Serena Williams would ask you about the last time you lost.
Not whether you’ve lost. She assumes you’ve lost. She’s interested in what happened after. Did you analyze it? Did you adjust? Did you come back the next day and do the thing that scared you? She lost the 2018 US Open final to Naomi Osaka — a match defined by code violations, a broken racket, and a confrontation with the chair umpire that dominated the headlines. What the headlines missed: she showed up the next year and reached the final again.
She’d want to know if you have that in you. The capacity to be publicly humiliated and publicly return. Not because she’s testing your toughness. Because she genuinely doesn’t understand people who quit after losing. It’s not bravado. It’s confusion. She grew up on the public courts of Compton, California, where her father Richard painted gang graffiti over to make room for a tennis court, and the idea of stopping because something was hard doesn’t compute for her.
The Numbers
23 Grand Slam singles titles. The most in the Open Era. She won the Australian Open in 2017 while eight weeks pregnant. She was seeded 17th at Wimbledon in 2018 — nine months after a near-fatal pulmonary embolism following the birth of her daughter Olympia. She made the final. She’d been unable to walk without pain six months earlier.
319 weeks ranked No. 1. She held all four Grand Slam titles simultaneously twice. She won on clay, on grass, on hardcourt. She won as a 17-year-old in 1999 and as a 35-year-old in 2017. She won when she was younger than her opponents and when she was older. She won when the crowd was for her and when it wasn’t.
She’d list none of these numbers. She knows them. She doesn’t think about them the way you do. What she thinks about is the moment before the serve — the toss, the extension, the split-second decision about placement that she’s made approximately 300,000 times in competitive play and that she still rehearses in her head before sleeping.
How She’d Push You
The serve would come up. Not her serve — yours. Whatever your version of the serve is. The thing you do under pressure when the outcome matters and the crowd is watching.
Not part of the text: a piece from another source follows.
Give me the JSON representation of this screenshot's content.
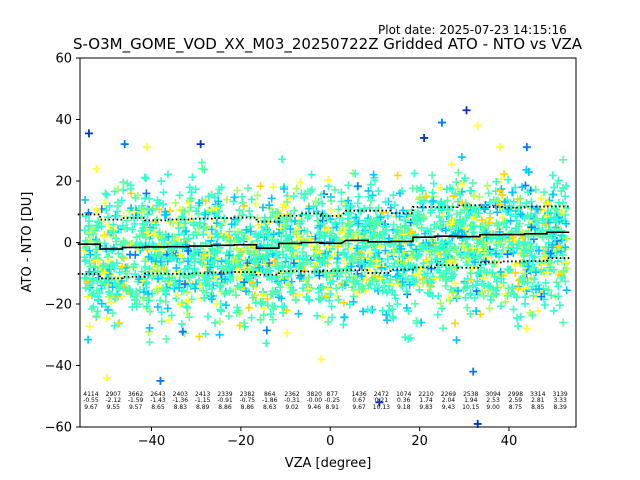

She’d want specifics. Not “I work hard.” She’s heard that. Everyone works hard. She wants to know your routine. Do you have one? When does it start? What do you eat? When do you sleep? She and Venus trained six hours a day as children, on courts where they had to sweep broken glass off the baseline. Richard Williams’s plan — outlined in a 78-page document he wrote before either daughter was born — called for this exact trajectory. Two Black girls from Compton would dominate a white country-club sport. The plan was insane. It worked.
She’d challenge your preparation, not your talent. “You can’t fake fitness,” she’d say. She believes greatness is mostly structural — the accumulation of thousands of small decisions about sleep, nutrition, training, recovery, and practice that nobody sees. The 23 titles are the visible output. The invisible input is 30 years of six-hour days.
If you told her about a setback, she’d listen. If you told her you’d given up, she’d go quiet. Not angry — disappointed in a way that would be worse than anger. She nearly died giving birth to her daughter. A blood clot traveled to her lungs. She told the nurses she needed a CT scan. They dismissed her. She insisted. She was right. The embolism would have killed her. She advocates for her own body the same way she plays tennis: with absolute certainty that she knows what’s happening and absolute refusal to defer to anyone who tells her otherwise.
The Anger She’s Earned
She was booed at Indian Wells in 2001 — the entire stadium — after her father alleged that the crowd was racially motivated. She was 19. She didn’t return to that tournament for 14 years. When she came back, she won.
She’s been called aggressive. She’s been called intimidating. She’s been called classless. She’s had her body scrutinized, her femininity questioned, her celebrations policed. She’s been drug-tested more frequently than any other player in the WTA. She played through all of it. The anger is not a flaw. It’s fuel. She channels it into the ball the way a furnace channels heat into a turbine. The output is 120-mph serves and 23 trophies.
If you sat with her, the first thing you’d notice is the stillness. Off the court, she’s quieter than you’d expect. The explosive energy is stored, not absent. She’d make you feel that whatever you’re going through, the prescription is the same: show up tomorrow. Do the work. Win or lose, show up the day after that. Not because she’s simplistic about suffering. Because she’s tested the alternative, and the alternative is the one thing she can’t tolerate.
She won 23 Grand Slams. She played pregnant. She survived a pulmonary embolism. The only thing she can’t do is understand why anyone would stop.